La prensa escrita, en particular, tiene una deuda pendiente con la verdad y la justicia. En sus páginas —con la aprobación explícita de sus propietarios, directores y jefes de redacción— se difundieron calumnias, los asesinatos no fueron condenados, los Gobiernos y los generales no fueron cuestionados. Sus titulares de primera página señalaron a los mártires, sus notas de prensa tergiversaron los hechos para justificar sus asesinatos, sus páginas editoriales proveyeron de fundamento ideológico a los asesinos y sus cómplices, y en sus campos pagados toleraron toda clase de infundios. Esa misma prensa, en un asombroso ejercicio de desmemoria y cinismo, dedica ahora largas notas a monseñor Romero y —algo menos extensas— a Rutilio Grande. A los demás, todavía los mantiene en el olvido. Al menos debe una explicación y una disculpa. El perdón y la reparación arzobispal les marcan el camino.
El arzobispo no solo señala el carácter martirial de la Iglesia salvadoreña, sino que, en la tradición de Monseñor Romero, declara que ella está construida sobre los mártires. A diferencia del sistema, que solo mira la dimensión nacionalista y heroica del martirio, el arzobispo precisa que son mártires por iluminar la realidad de injusticia desde la fe, por anunciar el evangelio a los pobres y la liberación a los oprimidos, por dar voz a los sin voz y por seguir a Jesús hasta aceptar libremente la muerte por la salvación del pueblo. No estaban ideologizados ni eran comunistas, sino seguidores de Jesús, que murieron por odio a la fe, bajo el poder del imperio de la muerte, que los asesinó en nombre de la civilización occidental cristiana.

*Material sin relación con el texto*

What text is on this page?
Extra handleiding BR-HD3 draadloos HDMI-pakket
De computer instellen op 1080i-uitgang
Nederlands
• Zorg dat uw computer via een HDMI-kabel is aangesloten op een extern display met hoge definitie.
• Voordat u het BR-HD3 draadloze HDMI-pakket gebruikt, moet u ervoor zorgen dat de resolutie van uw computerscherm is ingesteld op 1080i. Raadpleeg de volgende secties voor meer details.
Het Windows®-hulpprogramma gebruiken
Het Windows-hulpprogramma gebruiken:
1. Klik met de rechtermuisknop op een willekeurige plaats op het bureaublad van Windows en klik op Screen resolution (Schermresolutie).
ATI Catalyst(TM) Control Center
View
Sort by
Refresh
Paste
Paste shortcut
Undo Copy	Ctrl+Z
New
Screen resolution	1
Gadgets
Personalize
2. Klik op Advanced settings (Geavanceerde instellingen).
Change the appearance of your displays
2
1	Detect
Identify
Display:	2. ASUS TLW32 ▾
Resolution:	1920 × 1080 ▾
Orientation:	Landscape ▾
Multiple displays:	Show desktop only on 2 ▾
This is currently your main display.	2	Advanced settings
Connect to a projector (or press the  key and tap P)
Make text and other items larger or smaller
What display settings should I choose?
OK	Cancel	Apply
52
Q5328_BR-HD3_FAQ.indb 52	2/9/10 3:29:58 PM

El orden establecido se contenta con las fiestas, mientras ignora la vida y las enseñanzas de aquellos que ahora celebra como héroes salvadoreños. Pero la fiesta con sangre de martirio y esperanza cristiana no consiste en recordar estérilmente a los testigos de la fe, sino en retomar su misión. No es válido afirmar que la realidad ha cambiado para escabullir la responsabilidad. Indudablemente, la realidad ha cambiado, pero persisten el hambre, el desempleo, el desamparo y la violencia. Los mártires invitan a la conversión y al compromiso con la causa que defendieron. Ellos constituyen el criterio para verificar la autenticidad de la defensa de los pobres.

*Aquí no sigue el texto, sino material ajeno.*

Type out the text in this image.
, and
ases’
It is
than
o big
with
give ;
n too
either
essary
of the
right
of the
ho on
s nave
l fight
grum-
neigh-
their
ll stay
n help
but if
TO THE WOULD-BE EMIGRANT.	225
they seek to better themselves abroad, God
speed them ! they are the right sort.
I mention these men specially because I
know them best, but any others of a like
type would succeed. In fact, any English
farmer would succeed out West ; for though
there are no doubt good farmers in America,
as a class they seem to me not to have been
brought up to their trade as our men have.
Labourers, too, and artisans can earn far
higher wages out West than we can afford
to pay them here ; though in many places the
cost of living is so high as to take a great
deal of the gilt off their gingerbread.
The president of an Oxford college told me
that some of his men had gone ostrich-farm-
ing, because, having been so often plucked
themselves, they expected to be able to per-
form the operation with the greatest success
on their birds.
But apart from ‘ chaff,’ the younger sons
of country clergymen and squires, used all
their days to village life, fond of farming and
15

A los defensores del sistema neoliberal no les faltan razones para impugnar la carta pastoral y para reprochar al arzobispo la “intromisión en la política”. Pero atacar abiertamente sería hacer publicidad de algo que no conviene a sus intereses, porque ilumina una realidad que se esfuerzan por mantener oculta. De todas maneras, el silencio los delata. La única alternativa es hacer memoria, reconocer y pedir perdón.